Se define como un actor visceral. “Hago lo que me dice el cuerpo”, confiesa Mike Amigorena, 34 años, mendocino, y con suma habilidad para hacer teatro, cine y televisión. En el 2006, lo distinguieron todos: críticos, estudiosos y público. Por su composición del joven oligárquico de El niño argentino, de Kartún, obtuvo el ACE a la Revelación Masculina, el Premio Teatro del Mundo al mejor actor (que otorgan los especialistas del Centro Cultural Rojas de la UBA) y el Premio al Mejor Actor de la Escuela de Espectadores de Buenos Aires, que coordina Jorge Dubatti. Lo cierto es que fue una de las joyas del año. Dotó a ese chico bien, estilizado y de punta en blanco, de una soltura envidiable e intensificó la perversión, la seducción y cierta ternura sugeridas en el texto. A la vez, desplegó con sutileza y sin saturar una variedad de recursos que enriquecían su criatura: extraños sonidos guturales, algo de baile, exquisitos pasajes con guitarra y voz. “Son elementos que tengo desde chico, cuando me pasaba horas jugando solo e iba descubriendo esas posibilidades”, aclara.
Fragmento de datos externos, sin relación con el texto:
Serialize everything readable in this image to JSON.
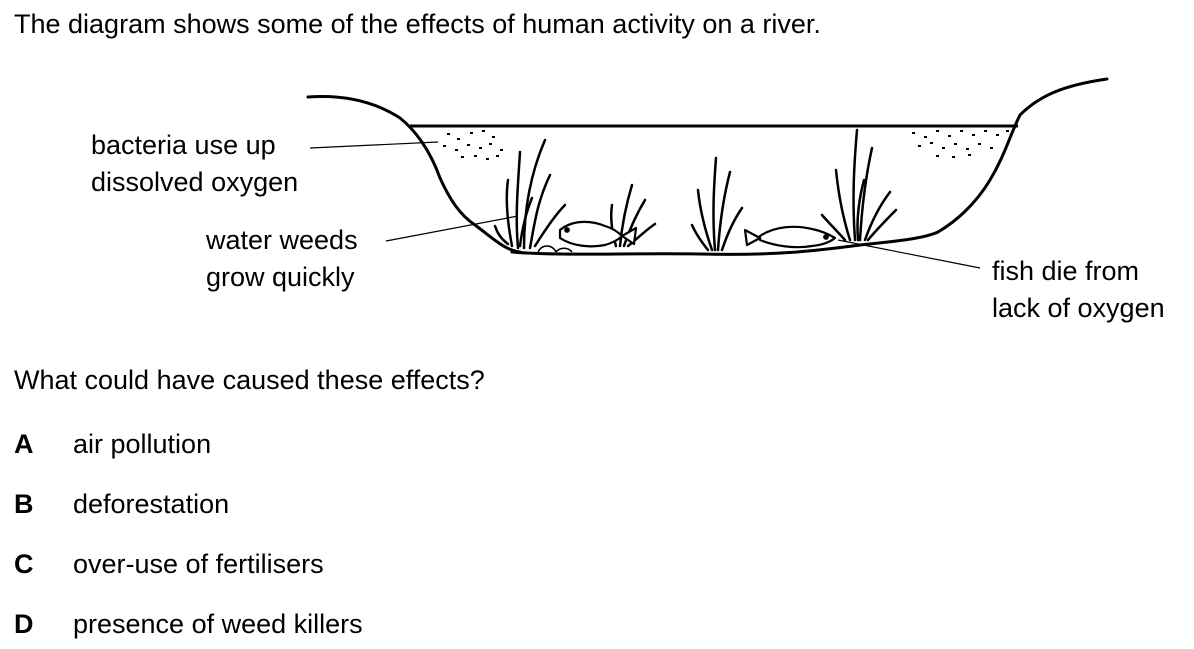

Prefiere no inflar el globo y considerar el presente como el resultado de un trabajo que comenzó en el ’92, cuando dejó su ciudad natal para estudiar en Buenos Aires. Fue modelo, cadete y promotor, mientras se formaba con Doria, Fernández y Alejandro Catalán. Más tarde descubrió técnicas como bufón, máscara neutra y clown. Y tal vez esta versatilidad le permitió componer personajes bizarros en televisión, como el hermano marciano de Una familia muy especial, y Rolando, el piloto freak de Sos mi vida. Ahora, mientras se prepara para regresar con el niño al Regina, y espera el estreno de Yo soy sola, film de Tatiana Mereñuk donde interpreta a un novio muy inseguro, participa de las grabaciones de El Capo, una tira de Telefé donde dará vida a un policía infiltrado en el seno de dos familias mafiosas, “en una cuerda distinta, más atenuada, más realista”. Igual hay espacio para su pasión: Ambulancia, una banda de música dedicada a “desfigurar géneros”, que integran otros cinco actores. Pasada la medianoche de los sábados de marzo, en Clásica y Moderna, el sexteto desplegará su propuesta. “Boys don’t Cry” en clave de funk; “Vení Raquel” a lo Spinetta Jade; “Your Love”, de The Outfields, como un valsecito; “Trigal” en ritmo pop... ¡Habrá que escucharlos!